If you are planning to move in the near future, there is always a primary decision to make whether you will be opting to rent out a place or buy a new property that you will live in indefinitely. Best case scenario, you already own an investment property but you are still unsure if it would be a good idea to live in it or rather rent it out.

Before everything else, you also need to take a pause and recognize the difference of what it means to have an investment property and changing into your home residence from just renting out the place. Read this post below and be sure to check out some interest only home loans from Newcastle Building Society to have a better understanding on home loan options for your new investment.

Converting Your Home into a Rental

One of the benefits of turning your property into a rental is to have an added income. Homeowners usually convert their homes into investment properties if they find that their home value is a bit low that’ll make it difficult to sell quickly or if the house market is struggling.
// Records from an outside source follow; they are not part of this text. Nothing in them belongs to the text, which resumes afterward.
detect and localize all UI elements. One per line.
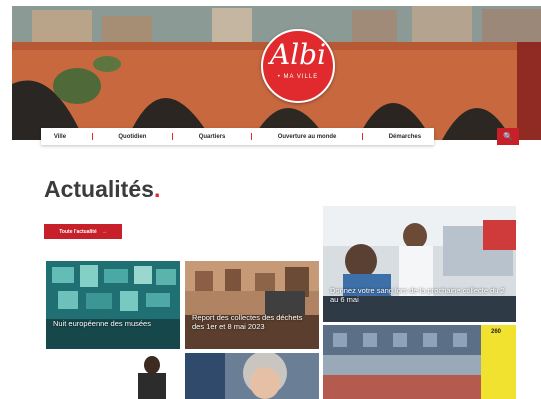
- news-card-portrait[interactable]: [185, 353, 319, 399]
- street-photo: [185, 261, 319, 349]
- nav-item-quartiers[interactable]: Quartiers: [199, 134, 226, 140]
- news-card-crowd[interactable]: 260: [323, 325, 516, 399]
- all-news-label: Toute l'actualité: [59, 228, 97, 235]
- albi-logo[interactable]: Albi • MA VILLE: [261, 29, 335, 103]
- nav-divider: [362, 133, 364, 140]
- news-card-caption: Report des collectes des déchets des 1er…: [192, 313, 303, 331]
- nav-item-ville[interactable]: Ville: [54, 134, 66, 140]
- arrow-right-icon: →: [101, 228, 107, 235]
- nav-item-demarches[interactable]: Démarches: [389, 134, 421, 140]
- logo-wordmark: Albi: [269, 38, 327, 71]
- search-icon: 🔍: [503, 132, 513, 141]
- crowd-photo: [323, 325, 516, 399]
- news-card-museums[interactable]: Nuit européenne des musées: [46, 261, 180, 349]
- person-photo: [46, 353, 180, 399]
- news-card-badge: 260: [491, 329, 502, 335]
- news-card-person[interactable]: [46, 353, 180, 399]
- logo-tagline: • MA VILLE: [277, 74, 319, 80]
- title-accent-dot: .: [153, 176, 161, 202]
- main-nav: Ville Quotidien Quartiers Ouverture au m…: [41, 128, 434, 145]
- nav-divider: [172, 133, 174, 140]
- news-card-caption: Donnez votre sang lors de la prochaine c…: [330, 286, 505, 304]
- news-card-blood-donation[interactable]: Donnez votre sang lors de la prochaine c…: [323, 206, 516, 322]
- search-button[interactable]: 🔍: [497, 128, 519, 145]
- all-news-button[interactable]: Toute l'actualité →: [44, 224, 122, 239]
- nav-item-quotidien[interactable]: Quotidien: [118, 134, 146, 140]
- hero-banner: Albi • MA VILLE: [12, 6, 541, 140]
- nav-divider: [91, 133, 93, 140]
- museum-photo: [46, 261, 180, 349]
- nav-item-ouverture-au-monde[interactable]: Ouverture au monde: [278, 134, 337, 140]
- news-card-waste-collection[interactable]: Report des collectes des déchets des 1er…: [185, 261, 319, 349]
- page-title: Actualités.: [44, 176, 160, 203]
- news-card-caption: Nuit européenne des musées: [53, 319, 151, 328]
- page-title-text: Actualités: [44, 176, 154, 202]
- portrait-photo: [185, 353, 319, 399]
- blood-donation-photo: [323, 206, 516, 322]
- nav-divider: [251, 133, 253, 140]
Once you’ve converted your residence into an investment property, you should be aware of the taxes, mortgage and insurance involved before you begin the transition. Property taxes and other potential deductions such as mortgage, utilities, home maintenance and repairs, utilities, Homeowners Association fees, and even depreciation should be considered in your expenses. Home insurance will also be changed into rental property insurance plus personal liability insurance to protect you from getting sued by your tenant.

Making My Investment Property as My Primary Home

If you are now planning to move into your investment property and marking it as your actual home, you will need to declare that change as the principal place of residence. The Tax implications on that certain investment property will be accounted for and will no longer be “tax deductible”. The property will benefit from the tax exemptions considering you have labelled as an actual residency than a rental property. It may be an ideal way to also reduce your monthly mortgage expenses.

But if you find yourself living in a huge space and wanting to utilize and rent out some of the extra units or rooms. Owning whilst living in a rental property is allowed in accordance to the mortgage lending guidelines. This allows you to gain access to a lower mortgage rate and have additional profit from rents collected from the other units.

With all these to consider, also take the time to talk the numbers and formal requirements with experts before you make the switch. It takes proper and careful planning to make this change and move forward in owning a home or renting out an investment property.